The change also relieves the county of liability because the insurance company assumes administration of the coverage.
“This is a benefit for the taxpayers,” Phillips said. “We have 100 percent of the risk now for this group. This transfers the liability.”
Medicare Advantage plans, offered by private companies, cover gaps in government coverage in Medicare Part A hospital coverage and Part B medical coverage. Individuals can choose similar “advantage” plans, but they do not include most of the “extras” in the proposed county plan which would be renewed each year. The private plans also help with out-of-pocket costs and prescriptions.
Thompson said his company can offer such a “rich” plan because it draws funding through Medicare, not available to self-funded plans, and drug makers who are participating in health care reform with discounts. For example, there is no “gap” in prescription coverage in the United Health Care plan.
Although the plan won 8-0 approval from commissioners, several had some doubts.
“The savings are a good deal, but it could be too good to be true,” said Democratic Commissioner Bruce Davis of High Point. “We are not used to savings like this.”

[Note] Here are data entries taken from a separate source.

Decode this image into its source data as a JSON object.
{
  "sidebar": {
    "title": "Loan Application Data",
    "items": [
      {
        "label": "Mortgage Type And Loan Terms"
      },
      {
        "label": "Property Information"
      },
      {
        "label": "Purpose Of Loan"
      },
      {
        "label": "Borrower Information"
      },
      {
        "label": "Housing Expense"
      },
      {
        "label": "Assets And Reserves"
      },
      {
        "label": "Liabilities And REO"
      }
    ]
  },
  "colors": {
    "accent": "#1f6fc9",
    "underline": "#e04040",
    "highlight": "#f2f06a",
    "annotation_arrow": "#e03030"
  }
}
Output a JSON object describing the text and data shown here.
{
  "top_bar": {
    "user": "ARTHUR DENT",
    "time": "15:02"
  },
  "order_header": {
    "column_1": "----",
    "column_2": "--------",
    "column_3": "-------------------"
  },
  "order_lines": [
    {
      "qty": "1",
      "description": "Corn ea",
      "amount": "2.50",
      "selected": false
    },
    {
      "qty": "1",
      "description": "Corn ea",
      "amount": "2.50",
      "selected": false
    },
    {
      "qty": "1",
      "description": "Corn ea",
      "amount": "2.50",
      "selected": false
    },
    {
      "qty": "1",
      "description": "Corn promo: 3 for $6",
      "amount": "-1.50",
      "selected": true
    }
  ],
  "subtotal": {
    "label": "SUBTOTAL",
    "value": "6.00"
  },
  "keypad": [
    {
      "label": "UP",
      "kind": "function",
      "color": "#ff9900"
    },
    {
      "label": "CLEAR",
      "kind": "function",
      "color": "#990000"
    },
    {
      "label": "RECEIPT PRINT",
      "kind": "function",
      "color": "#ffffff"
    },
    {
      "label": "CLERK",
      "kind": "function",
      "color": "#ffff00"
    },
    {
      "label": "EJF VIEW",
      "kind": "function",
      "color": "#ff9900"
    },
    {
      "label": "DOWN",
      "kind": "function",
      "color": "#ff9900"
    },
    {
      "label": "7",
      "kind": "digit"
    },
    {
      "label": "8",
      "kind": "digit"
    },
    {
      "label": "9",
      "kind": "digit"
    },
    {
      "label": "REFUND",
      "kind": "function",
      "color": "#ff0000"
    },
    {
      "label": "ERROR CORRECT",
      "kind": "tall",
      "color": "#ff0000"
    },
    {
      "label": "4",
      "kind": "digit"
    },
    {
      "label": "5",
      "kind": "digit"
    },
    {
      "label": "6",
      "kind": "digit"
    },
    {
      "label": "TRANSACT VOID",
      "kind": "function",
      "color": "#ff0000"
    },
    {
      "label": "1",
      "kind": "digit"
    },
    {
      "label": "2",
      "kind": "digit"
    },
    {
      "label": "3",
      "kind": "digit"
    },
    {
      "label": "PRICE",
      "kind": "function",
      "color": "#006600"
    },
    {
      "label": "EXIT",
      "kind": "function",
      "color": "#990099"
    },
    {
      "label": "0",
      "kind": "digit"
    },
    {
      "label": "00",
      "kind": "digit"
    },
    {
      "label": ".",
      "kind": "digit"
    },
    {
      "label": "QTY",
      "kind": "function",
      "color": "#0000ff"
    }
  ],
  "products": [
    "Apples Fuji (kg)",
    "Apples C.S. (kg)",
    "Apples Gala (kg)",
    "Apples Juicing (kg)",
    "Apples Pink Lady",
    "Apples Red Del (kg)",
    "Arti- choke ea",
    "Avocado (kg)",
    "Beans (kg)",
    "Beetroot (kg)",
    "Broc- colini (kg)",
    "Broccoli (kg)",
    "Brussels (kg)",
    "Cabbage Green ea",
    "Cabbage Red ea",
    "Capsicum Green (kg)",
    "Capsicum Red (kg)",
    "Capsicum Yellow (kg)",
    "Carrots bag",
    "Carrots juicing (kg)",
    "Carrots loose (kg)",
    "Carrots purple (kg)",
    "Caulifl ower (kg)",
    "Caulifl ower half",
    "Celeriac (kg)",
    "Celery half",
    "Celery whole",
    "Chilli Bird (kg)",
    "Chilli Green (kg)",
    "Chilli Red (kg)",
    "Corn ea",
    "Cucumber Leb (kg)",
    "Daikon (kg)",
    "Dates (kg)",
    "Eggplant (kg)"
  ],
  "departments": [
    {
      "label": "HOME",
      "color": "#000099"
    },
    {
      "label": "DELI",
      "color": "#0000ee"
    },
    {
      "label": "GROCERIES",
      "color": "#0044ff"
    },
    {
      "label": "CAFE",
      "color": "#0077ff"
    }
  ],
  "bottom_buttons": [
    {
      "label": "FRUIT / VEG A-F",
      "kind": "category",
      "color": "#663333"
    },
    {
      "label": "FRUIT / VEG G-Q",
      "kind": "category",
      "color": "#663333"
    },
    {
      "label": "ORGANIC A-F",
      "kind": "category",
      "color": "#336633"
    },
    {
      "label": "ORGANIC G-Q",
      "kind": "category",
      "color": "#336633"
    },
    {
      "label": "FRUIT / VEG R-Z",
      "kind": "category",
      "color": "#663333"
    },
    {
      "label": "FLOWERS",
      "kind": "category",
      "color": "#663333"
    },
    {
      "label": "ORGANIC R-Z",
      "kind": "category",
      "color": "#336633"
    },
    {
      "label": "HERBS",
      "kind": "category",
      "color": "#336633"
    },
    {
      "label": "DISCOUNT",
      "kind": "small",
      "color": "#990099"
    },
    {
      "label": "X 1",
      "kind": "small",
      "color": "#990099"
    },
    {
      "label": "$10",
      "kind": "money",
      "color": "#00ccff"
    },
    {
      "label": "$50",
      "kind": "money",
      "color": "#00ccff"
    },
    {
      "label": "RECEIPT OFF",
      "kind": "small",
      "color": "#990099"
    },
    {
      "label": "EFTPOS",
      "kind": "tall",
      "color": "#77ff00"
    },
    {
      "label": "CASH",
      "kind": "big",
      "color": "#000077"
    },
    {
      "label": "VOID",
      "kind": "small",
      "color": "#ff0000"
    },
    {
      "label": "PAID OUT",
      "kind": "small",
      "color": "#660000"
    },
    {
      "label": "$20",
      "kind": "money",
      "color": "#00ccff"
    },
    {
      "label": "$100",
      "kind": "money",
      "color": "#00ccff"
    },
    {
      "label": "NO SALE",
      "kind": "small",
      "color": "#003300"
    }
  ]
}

Thompson said that federal funding cutbacks won’t affect health care. County Manager Marty Lawing encouraged approval.
“We can save significant dollars with this and the retirees will save,” Lawing said. “If we don’t make this change, there will be upward pressure on what we and the taxpayers pay for coverage.”
Health Care Changes
Over 65: Duke Power joins large companies including IBM, General Electric, Time Warner, DuPont and Caterpillar that are moving retirees off company-run health plans and offering a direct subsidy for health care.